And the departure of Father Apollinaire Malu Malu, head of the electoral commission, has nothing to quieten the speculation. Meanwhile the opposition parties are making their own plans. It sees that the former Governor of Katanga, Moise Katumbi, has great support from those opposition parties planning to unite around a single candidate in next year's elections. And those parties seem to view Kabila's plan to leave power next year with great scepticism.

ZAMBIA: Bashing budgets without the IMF
Its economy hit by tumbling copper prices and spiralling debts, Zambia has been hit by the China slowdown syndrome. After a stint of using copper and cobalt exports to pay for several ambitious road, rail and power projects, Zambia is facing a reckoning. Its kwacha is now rated the worst performing currency, having lost 47% of its value against the dollar this year.

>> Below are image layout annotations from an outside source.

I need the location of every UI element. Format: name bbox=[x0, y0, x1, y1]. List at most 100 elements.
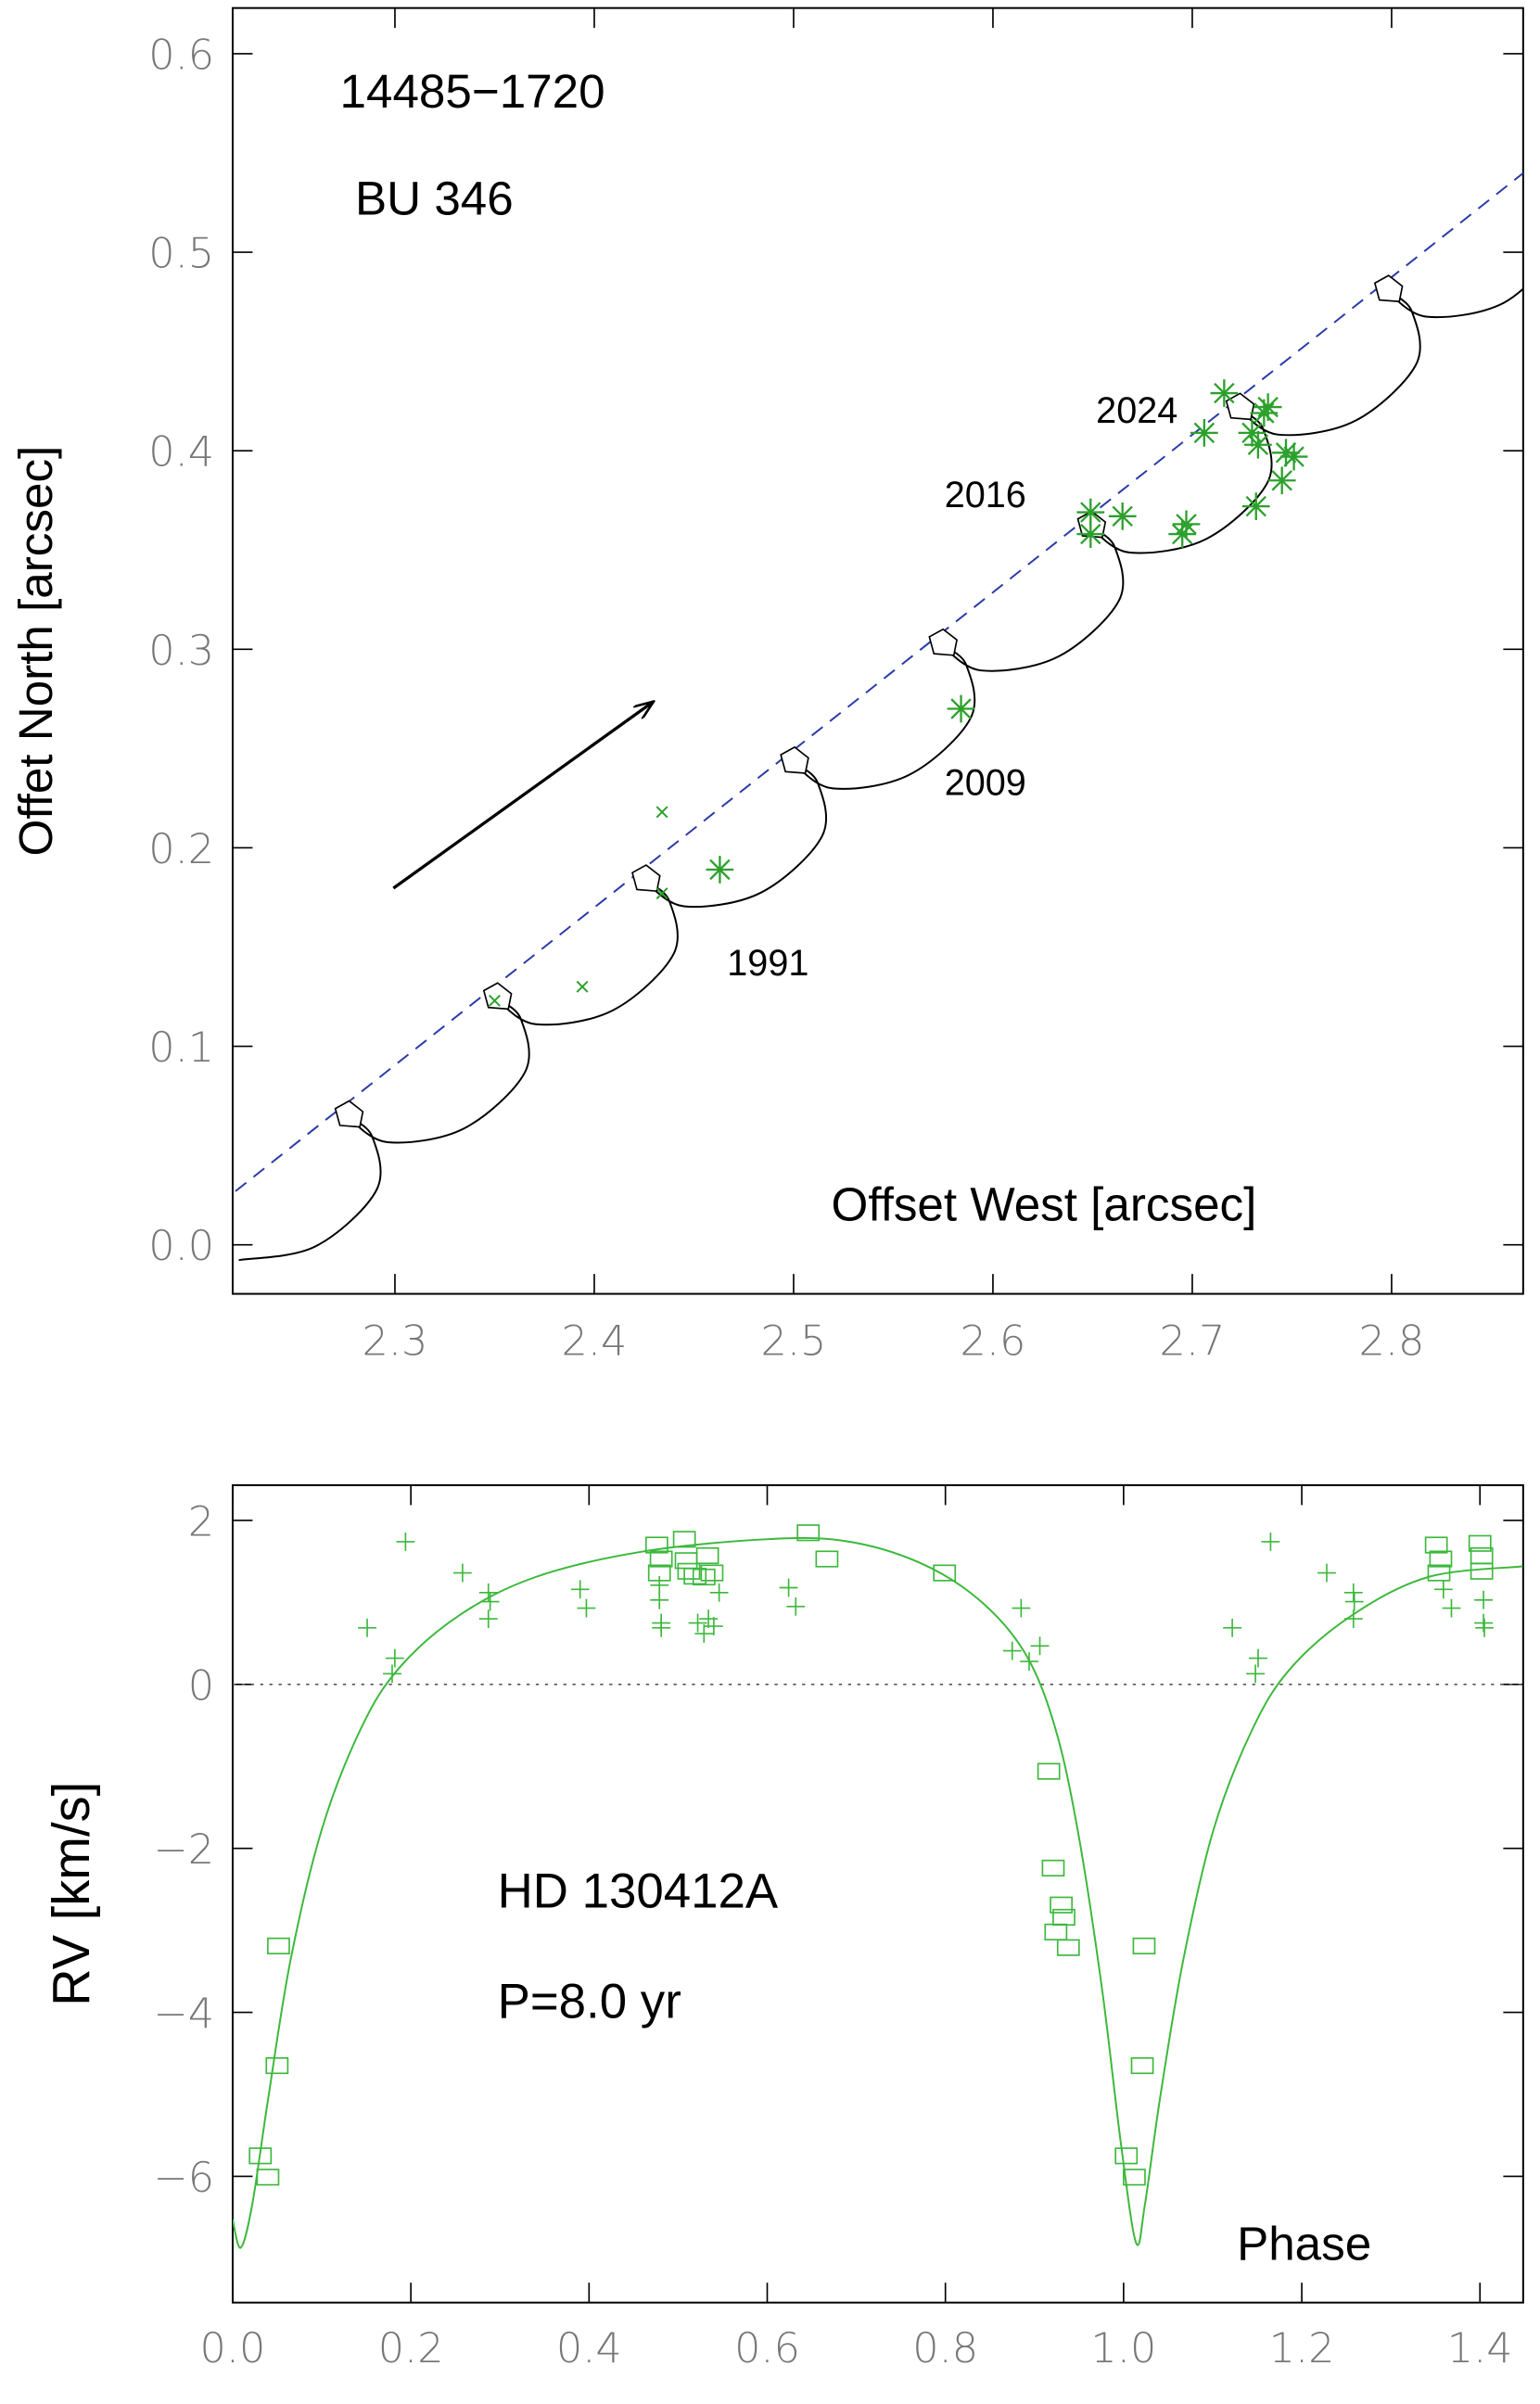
square-marker bbox=[1050, 1896, 1073, 1914]
y-tick-label: −4 bbox=[153, 1990, 214, 2038]
asterisk-marker bbox=[1190, 419, 1218, 447]
plus-marker bbox=[1002, 1641, 1022, 1660]
plus-marker bbox=[652, 1618, 671, 1637]
y-tick-label: −6 bbox=[153, 2154, 214, 2202]
square-outline bbox=[1123, 2169, 1146, 2186]
cross-marker bbox=[655, 887, 668, 900]
square-outline bbox=[649, 1550, 673, 1568]
asterisk-marker bbox=[947, 694, 975, 723]
cross-stroke bbox=[655, 887, 668, 900]
asterisk-stroke bbox=[1257, 396, 1279, 418]
square-outline bbox=[644, 1536, 668, 1554]
plus-marker bbox=[786, 1596, 806, 1616]
y-tick-label: 0.4 bbox=[148, 428, 214, 477]
pentagon-marker bbox=[482, 982, 513, 1011]
pentagon-marker bbox=[631, 864, 661, 893]
plus-marker bbox=[1442, 1598, 1461, 1618]
square-marker bbox=[796, 1524, 821, 1542]
plus-marker bbox=[478, 1609, 498, 1629]
square-marker bbox=[265, 2056, 289, 2075]
plus-marker bbox=[478, 1583, 498, 1602]
plus-marker bbox=[396, 1533, 415, 1551]
pentagon-marker bbox=[1373, 274, 1404, 303]
x-tick-label: 2.7 bbox=[1160, 1317, 1226, 1366]
square-marker bbox=[815, 1550, 839, 1568]
asterisk-marker bbox=[1254, 393, 1282, 421]
plus-marker bbox=[1433, 1580, 1453, 1599]
plus-marker bbox=[1012, 1598, 1031, 1618]
x-tick-label: 2.3 bbox=[363, 1317, 428, 1366]
square-marker bbox=[644, 1536, 668, 1554]
plus-marker bbox=[385, 1648, 404, 1668]
x-axis-title: Offset West [arcsec] bbox=[832, 1177, 1257, 1230]
square-outline bbox=[933, 1564, 957, 1582]
plus-marker bbox=[704, 1617, 723, 1635]
pentagon-outline bbox=[334, 1100, 364, 1128]
pentagon-marker bbox=[780, 745, 809, 774]
asterisk-stroke bbox=[1112, 505, 1133, 528]
square-marker bbox=[1037, 1762, 1061, 1780]
plus-marker bbox=[1223, 1618, 1242, 1637]
square-marker bbox=[256, 2169, 280, 2186]
annotation: 2009 bbox=[945, 762, 1026, 803]
square-outline bbox=[265, 2056, 289, 2075]
square-outline bbox=[695, 1546, 719, 1565]
y-axis-title: RV [km/s] bbox=[42, 1782, 100, 2006]
plot-frame bbox=[231, 6, 1524, 1295]
square-outline bbox=[1470, 1562, 1494, 1580]
plot-area bbox=[232, 1524, 1523, 2249]
square-outline bbox=[683, 1568, 707, 1585]
square-marker bbox=[672, 1531, 696, 1548]
plus-marker bbox=[1475, 1618, 1494, 1637]
square-marker bbox=[1041, 1859, 1065, 1877]
x-tick-label: 2.6 bbox=[961, 1317, 1026, 1366]
asterisk-marker bbox=[1272, 439, 1300, 467]
square-marker bbox=[1114, 2147, 1139, 2165]
square-marker bbox=[1468, 1534, 1492, 1552]
asterisk-marker bbox=[1241, 492, 1270, 520]
x-axis-title: Phase bbox=[1237, 2217, 1371, 2270]
asterisk-marker bbox=[1172, 510, 1201, 539]
plot-frame bbox=[231, 1483, 1524, 2304]
plus-marker bbox=[709, 1583, 729, 1602]
square-marker bbox=[1056, 1939, 1080, 1956]
pentagon-outline bbox=[1373, 274, 1404, 303]
plus-marker bbox=[383, 1664, 401, 1684]
asterisk-stroke bbox=[1275, 442, 1297, 464]
plus-marker bbox=[650, 1590, 669, 1609]
square-outline bbox=[1044, 1923, 1068, 1940]
pentagon-marker bbox=[1225, 392, 1255, 421]
annotation: 1991 bbox=[727, 943, 808, 984]
square-outline bbox=[1041, 1859, 1065, 1877]
square-outline bbox=[692, 1568, 716, 1586]
plus-marker bbox=[694, 1624, 714, 1643]
asterisk-stroke bbox=[1241, 422, 1263, 444]
y-tick-label: 2 bbox=[188, 1497, 214, 1545]
x-tick-label: 1.2 bbox=[1269, 2324, 1335, 2372]
square-marker bbox=[677, 1562, 701, 1580]
asterisk-marker bbox=[1279, 442, 1308, 471]
plus-marker bbox=[577, 1598, 596, 1618]
plus-marker bbox=[1343, 1583, 1363, 1602]
x-tick-label: 2.8 bbox=[1359, 1317, 1425, 1366]
square-marker bbox=[1130, 2056, 1154, 2075]
pentagon-marker bbox=[928, 628, 958, 656]
annotation: HD 130412A bbox=[498, 1864, 779, 1919]
asterisk-stroke bbox=[1245, 495, 1266, 517]
asterisk-marker bbox=[1076, 520, 1105, 548]
x-tick-label: 0.8 bbox=[912, 2324, 978, 2372]
y-tick-label: 0.5 bbox=[148, 230, 214, 278]
square-outline bbox=[1429, 1550, 1453, 1568]
plus-marker bbox=[1474, 1590, 1493, 1609]
asterisk-marker bbox=[706, 856, 734, 884]
square-marker bbox=[1427, 1564, 1451, 1582]
square-marker bbox=[683, 1568, 707, 1585]
square-outline bbox=[267, 1937, 290, 1955]
asterisk-stroke bbox=[1283, 446, 1305, 467]
y-axis-title: Offet North [arcsec] bbox=[9, 446, 62, 857]
square-outline bbox=[1427, 1564, 1451, 1582]
square-marker bbox=[649, 1550, 673, 1568]
square-outline bbox=[1132, 1937, 1156, 1955]
asterisk-stroke bbox=[1247, 434, 1269, 455]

Undaunted, Finance Minister Alexander Chikwanda, 76, says he will cut the budget deficit to his target of 3.8% of GDP without the help of money or policies from the International Monetary Fund. His confidence is based on his prediction of a 20% boost in tax revenues, despite the closure of several mines.

Bankers are heartily sceptical with some forecasting the deficit will be as high as 8.7% next year. Although Chikwanda talks sternly about the need for 'greater fiscal discipline' he will face huge pressure from his political colleagues who are facing a difficult national election next year.